Women Take a Seat, BJP Takes the Chair

Women are now the decisive voter bloc in any election. In the 2024 Lok Sabha election, women’s turnout (65.8 per cent) edged past men’s (65.6 per cent), signalling a historic shift
Illustration for representation
Illustration for representation
Updated on
3 min read

Let us face an uncomfortable truth dressed up as reform. The women’s reservation push which will jack up Lok Sabha numbers by 50 per cent is being sold as social justice. Undoubtedly women voters are no longer a side category—they ARE the election. Seat expansion is not an arbitrary political choice; it flows from a constitutional logic. The allocation of seats in the Lok Sabha is tied to population, and periodic delimitation after a Census is meant to ensure that representation reflects demographic reality as closely as possible. In principle, this is a neutral exercise: more people in a state should mean more seats. But demography in India has not evolved evenly. Population growth is significantly higher in parts of the Hindi heartland than in the southern states, which have seen earlier stabilisation. Any post-Census seat expansion is likely to increase the relative weight of northern states in Parliament. That shift, in turn, carries political implications, because electoral strength is not evenly distributed across regions. In the south, where the BJP is weaker, delimitation offers the ability to reshape constituency boundaries, dilute entrenched regional bastions, and create new competitive terrains. The gains there may be incremental. In the north, they could be exponential.

Women are now the decisive voter bloc in any election. In the 2024 Lok Sabha election, women’s turnout (65.8 per cent) edged past men’s (65.6 per cent) signalling a historic shift. In large swathes of northern India, women are not only voting more; they’re voting differently from male family members. The old assumption of “household voting” is breaking down. The BJP has caught on. Over the past decade, the party has built a specific pipeline into the female electorate. LPG connections under Ujjwala, toilets under Swachh Bharat, housing titles under PM Awas, often in women’s names, and direct benefit transfers are not just schemes, they are political interfaces. The term “labharthi vote bank” exists for a reason, and is disproportionately female. In Bihar’s 2020 Assembly election, a striking share of NDA wins came from constituencies where women’s turnout exceeded men’s. In Uttar Pradesh 2022, women voters—especially non-Yadav OBCs and non-Jatav Dalits—tilted decisively toward the BJP. Even in 2024, when the BJP lost seats, its vote share barely dipped, suggesting its core coalition—including women—remained intact. Insert the women’s reservation law into this landscape.

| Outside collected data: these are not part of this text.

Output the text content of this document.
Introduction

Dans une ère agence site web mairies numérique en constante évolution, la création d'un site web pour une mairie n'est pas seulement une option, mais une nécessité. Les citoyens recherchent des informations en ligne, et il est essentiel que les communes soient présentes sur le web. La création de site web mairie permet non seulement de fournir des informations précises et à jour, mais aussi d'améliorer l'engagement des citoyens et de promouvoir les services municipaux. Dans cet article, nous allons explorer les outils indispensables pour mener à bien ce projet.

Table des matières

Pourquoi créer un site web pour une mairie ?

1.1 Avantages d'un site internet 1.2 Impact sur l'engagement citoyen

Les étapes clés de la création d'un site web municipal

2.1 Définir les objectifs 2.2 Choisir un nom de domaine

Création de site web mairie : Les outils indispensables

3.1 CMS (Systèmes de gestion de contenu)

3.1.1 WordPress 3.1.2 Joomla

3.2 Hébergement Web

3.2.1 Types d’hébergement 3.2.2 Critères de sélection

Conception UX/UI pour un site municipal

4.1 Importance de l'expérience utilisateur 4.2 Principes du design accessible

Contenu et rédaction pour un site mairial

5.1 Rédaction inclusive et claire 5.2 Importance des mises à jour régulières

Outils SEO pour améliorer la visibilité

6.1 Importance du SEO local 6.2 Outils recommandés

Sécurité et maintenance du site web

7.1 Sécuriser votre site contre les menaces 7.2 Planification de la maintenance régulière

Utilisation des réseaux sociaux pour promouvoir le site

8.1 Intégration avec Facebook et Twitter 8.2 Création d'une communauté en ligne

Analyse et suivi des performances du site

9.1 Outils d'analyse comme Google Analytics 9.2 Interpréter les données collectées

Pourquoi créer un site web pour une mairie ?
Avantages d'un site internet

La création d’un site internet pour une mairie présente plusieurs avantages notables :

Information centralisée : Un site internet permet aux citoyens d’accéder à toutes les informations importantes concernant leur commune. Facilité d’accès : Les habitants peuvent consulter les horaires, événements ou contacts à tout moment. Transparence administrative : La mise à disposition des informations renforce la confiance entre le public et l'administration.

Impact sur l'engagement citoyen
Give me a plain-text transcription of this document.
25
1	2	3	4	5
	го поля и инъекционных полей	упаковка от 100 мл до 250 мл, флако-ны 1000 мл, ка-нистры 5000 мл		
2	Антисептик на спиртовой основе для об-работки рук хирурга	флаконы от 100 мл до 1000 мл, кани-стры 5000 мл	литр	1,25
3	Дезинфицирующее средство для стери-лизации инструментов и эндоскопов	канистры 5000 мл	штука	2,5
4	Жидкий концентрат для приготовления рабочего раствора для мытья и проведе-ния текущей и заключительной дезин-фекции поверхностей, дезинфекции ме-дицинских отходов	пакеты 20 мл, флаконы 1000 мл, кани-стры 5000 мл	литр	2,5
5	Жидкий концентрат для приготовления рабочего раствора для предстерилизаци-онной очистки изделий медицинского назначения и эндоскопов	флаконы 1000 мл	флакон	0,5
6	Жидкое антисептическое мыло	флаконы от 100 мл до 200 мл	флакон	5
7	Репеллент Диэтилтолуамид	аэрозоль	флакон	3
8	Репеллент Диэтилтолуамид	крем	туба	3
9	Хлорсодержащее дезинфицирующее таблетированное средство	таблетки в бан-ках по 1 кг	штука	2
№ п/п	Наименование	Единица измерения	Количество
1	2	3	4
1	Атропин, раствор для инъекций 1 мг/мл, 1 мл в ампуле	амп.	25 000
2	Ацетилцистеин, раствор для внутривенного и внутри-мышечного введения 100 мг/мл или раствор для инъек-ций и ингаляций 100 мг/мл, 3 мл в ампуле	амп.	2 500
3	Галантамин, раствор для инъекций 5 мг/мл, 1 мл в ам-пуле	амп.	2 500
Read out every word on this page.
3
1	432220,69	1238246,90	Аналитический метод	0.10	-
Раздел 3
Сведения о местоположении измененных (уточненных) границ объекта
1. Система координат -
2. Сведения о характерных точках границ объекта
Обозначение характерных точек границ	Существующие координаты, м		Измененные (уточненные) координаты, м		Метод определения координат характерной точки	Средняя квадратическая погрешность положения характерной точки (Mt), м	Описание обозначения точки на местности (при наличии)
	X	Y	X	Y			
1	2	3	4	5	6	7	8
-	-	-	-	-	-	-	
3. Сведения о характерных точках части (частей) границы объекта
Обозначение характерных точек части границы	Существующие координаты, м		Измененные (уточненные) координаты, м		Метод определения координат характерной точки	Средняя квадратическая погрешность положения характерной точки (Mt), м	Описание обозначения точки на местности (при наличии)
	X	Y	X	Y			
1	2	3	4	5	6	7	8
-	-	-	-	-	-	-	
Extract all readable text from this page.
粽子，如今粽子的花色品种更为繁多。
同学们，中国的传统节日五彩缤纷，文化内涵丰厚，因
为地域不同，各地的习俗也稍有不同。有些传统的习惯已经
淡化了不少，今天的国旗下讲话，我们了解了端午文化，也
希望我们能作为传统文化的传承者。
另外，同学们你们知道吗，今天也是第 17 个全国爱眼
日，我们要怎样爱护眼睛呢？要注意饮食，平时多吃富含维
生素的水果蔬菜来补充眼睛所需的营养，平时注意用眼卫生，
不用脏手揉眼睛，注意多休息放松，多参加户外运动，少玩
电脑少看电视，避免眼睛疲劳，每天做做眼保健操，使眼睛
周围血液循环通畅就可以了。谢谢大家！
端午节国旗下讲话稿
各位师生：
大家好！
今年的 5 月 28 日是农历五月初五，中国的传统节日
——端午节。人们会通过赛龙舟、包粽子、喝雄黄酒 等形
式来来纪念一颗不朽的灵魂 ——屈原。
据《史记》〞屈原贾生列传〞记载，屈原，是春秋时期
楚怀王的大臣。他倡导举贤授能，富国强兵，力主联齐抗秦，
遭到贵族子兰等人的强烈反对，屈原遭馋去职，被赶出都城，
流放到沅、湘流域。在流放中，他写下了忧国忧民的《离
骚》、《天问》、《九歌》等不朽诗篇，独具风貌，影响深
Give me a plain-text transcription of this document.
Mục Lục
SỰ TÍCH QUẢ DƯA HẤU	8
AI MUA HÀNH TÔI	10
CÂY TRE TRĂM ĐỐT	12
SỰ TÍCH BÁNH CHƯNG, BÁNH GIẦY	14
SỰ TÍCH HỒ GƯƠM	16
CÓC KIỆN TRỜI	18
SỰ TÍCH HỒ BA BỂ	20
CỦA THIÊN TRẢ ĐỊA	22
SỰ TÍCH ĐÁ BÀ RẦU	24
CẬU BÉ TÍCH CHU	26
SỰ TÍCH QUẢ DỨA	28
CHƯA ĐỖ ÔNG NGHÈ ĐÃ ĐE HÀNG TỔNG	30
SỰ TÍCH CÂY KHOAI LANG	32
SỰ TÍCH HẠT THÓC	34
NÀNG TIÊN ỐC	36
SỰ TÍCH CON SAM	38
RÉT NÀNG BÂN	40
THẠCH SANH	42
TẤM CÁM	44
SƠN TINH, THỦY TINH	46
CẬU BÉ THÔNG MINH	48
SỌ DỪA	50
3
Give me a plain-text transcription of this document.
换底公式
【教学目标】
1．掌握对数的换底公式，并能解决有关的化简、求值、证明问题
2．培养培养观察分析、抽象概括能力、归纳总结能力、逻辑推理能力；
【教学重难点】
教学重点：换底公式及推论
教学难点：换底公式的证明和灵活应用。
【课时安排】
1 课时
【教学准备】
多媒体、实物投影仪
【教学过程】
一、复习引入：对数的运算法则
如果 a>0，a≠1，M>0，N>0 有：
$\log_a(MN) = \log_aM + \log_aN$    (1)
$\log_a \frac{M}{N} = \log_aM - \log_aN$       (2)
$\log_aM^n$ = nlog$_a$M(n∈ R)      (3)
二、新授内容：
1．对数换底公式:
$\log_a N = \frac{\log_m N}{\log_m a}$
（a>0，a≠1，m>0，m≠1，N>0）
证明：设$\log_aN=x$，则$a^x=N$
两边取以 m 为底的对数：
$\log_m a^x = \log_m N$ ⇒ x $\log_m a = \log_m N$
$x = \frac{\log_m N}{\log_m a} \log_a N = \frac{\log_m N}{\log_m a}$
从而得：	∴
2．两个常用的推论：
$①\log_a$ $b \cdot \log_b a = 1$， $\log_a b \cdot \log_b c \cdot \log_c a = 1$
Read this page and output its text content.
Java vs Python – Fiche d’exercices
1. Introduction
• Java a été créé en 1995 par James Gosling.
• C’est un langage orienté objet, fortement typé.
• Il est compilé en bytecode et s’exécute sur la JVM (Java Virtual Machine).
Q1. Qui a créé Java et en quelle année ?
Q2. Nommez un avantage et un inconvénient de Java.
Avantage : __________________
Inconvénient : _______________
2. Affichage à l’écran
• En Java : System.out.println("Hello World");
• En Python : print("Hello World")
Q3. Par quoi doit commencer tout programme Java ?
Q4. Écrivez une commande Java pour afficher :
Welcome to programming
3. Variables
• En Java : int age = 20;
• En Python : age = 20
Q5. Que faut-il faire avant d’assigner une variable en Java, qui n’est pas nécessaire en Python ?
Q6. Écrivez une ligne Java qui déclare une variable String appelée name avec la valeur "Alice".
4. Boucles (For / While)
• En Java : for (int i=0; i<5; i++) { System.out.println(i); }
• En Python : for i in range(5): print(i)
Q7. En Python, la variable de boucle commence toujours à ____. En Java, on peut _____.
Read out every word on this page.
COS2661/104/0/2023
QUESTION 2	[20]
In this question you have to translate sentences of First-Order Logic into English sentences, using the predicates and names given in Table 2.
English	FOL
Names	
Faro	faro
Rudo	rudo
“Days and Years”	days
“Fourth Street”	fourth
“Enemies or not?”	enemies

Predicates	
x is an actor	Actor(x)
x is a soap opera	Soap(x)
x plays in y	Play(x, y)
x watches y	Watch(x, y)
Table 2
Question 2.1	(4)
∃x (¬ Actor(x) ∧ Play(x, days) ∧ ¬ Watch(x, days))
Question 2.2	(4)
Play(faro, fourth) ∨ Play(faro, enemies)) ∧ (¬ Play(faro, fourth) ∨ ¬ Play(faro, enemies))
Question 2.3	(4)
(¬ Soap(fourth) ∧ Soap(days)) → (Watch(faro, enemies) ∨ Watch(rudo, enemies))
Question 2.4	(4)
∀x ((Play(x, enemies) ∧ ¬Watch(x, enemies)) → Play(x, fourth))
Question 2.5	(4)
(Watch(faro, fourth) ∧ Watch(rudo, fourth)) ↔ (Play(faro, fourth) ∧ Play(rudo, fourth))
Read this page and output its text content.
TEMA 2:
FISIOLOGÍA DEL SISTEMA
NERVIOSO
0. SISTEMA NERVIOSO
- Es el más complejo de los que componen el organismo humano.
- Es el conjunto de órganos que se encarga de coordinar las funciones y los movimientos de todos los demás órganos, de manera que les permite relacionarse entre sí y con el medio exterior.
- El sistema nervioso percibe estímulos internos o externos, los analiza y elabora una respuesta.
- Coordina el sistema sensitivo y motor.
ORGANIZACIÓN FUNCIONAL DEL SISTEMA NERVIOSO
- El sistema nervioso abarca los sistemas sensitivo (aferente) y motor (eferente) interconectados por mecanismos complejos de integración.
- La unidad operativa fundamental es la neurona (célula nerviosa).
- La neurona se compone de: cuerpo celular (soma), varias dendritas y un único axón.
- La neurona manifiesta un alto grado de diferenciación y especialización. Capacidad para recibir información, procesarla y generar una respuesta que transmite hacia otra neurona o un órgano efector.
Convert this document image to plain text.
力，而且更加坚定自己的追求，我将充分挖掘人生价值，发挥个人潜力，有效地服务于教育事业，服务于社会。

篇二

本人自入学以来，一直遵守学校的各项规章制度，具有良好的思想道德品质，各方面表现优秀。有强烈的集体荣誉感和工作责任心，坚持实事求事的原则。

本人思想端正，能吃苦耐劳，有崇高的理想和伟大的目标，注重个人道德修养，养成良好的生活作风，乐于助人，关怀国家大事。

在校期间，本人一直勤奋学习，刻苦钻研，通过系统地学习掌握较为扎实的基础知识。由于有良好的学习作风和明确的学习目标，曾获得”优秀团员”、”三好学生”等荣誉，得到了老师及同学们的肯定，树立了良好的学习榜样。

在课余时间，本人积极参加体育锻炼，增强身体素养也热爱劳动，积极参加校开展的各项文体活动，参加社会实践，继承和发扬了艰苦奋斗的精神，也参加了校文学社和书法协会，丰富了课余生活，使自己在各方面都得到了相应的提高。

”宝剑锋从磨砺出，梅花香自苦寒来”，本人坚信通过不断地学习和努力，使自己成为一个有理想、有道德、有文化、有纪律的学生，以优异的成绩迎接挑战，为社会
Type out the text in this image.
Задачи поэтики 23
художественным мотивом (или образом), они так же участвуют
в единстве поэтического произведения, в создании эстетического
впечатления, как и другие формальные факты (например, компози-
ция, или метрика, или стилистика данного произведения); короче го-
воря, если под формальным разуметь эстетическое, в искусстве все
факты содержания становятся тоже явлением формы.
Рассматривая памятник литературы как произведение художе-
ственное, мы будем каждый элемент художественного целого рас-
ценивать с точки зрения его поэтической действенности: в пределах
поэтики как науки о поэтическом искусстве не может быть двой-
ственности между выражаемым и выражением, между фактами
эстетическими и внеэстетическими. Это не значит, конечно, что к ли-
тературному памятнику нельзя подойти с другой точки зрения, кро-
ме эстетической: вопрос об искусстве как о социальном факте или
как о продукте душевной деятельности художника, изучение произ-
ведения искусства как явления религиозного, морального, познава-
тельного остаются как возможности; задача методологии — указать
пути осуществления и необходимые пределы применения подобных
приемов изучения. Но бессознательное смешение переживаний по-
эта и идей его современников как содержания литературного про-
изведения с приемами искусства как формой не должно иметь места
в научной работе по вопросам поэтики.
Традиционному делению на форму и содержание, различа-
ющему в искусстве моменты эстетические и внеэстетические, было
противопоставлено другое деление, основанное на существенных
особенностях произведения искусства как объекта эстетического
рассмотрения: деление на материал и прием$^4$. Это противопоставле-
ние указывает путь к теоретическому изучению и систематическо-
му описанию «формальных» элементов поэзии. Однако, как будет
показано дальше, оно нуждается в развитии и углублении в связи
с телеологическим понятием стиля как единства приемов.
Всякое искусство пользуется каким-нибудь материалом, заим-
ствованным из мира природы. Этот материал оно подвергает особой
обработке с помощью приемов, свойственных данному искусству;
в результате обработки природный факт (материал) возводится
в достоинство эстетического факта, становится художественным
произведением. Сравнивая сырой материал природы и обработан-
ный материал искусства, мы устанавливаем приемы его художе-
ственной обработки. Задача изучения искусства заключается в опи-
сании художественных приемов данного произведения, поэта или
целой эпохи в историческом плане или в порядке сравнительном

Delimitation is where the real story is, once SIR is done. Today, women make up only about 13.6 per cent of the Lok Sabha (74 MPs), and barely 10 per cent of candidates in elections. Once reservation kicks in, the gatekeepers matter even more. And the BJP’s centralised candidate selection model thrives in precisely this environment. This is where the conversation usually veers into accusation. Opposition parties routinely allege that Amit Shah is a master of “election tampering.” Strip away the rhetoric, and you’re looking at something far less dramatic and far more effective: election engineering based on cold, cumulative logic. Shah’s model is not mystical. It involves booth-level data, micro-social coalitions, turnout asymmetry, candidate optimisation, welfare targeting and relentless organisational feedback loops. All of these sit on top of one of the most extensive ground networks in the world: the RSS. It has the cadre, discipline and last-mile reach. The BJP provides scale messaging, leadership, and resources. Together, they create a political machine which is less campaign and more infrastructure. Blaming Shah for wanting to win elections is like blaming a CEO for chasing profit. That is literally the job.

This playbook isn’t new. It is an evolution. The Congress, during its decades of dominance, perfected its own version of electoral engineering—just analog, not digital. Candidate selection was tightly controlled by the High Command. Social coalitions were carefully assembled—Dalits, minorities, segments of upper castes—into a durable umbrella. Welfare schemes and patronage networks created loyalty circuits. State machinery was often accused—sometimes credibly—of being leveraged to tilt the playing field. The BJP didn’t invent this system. All it did was to professionalise, digitise, and scale it up. Where Congress relied on personality aura and hierarchy, the BJP added data and discipline. For coalition-building, this version is being segmented and continuously recalibrated.

None of this invalidates the moral case for greater women’s representation, which in India is underrepresented by any global standard. But morality and strategy are not always mutually exclusive. In this case, they are perfectly aligned in favour of one party more than the others. So yes, the bill will send women to Parliament. It will also likely reconfigure the electoral map in ways that favour the BJP for some time to come. The optics point to empowerment but the math says consolidation. And the system tilts toward the side that has already done the calculations.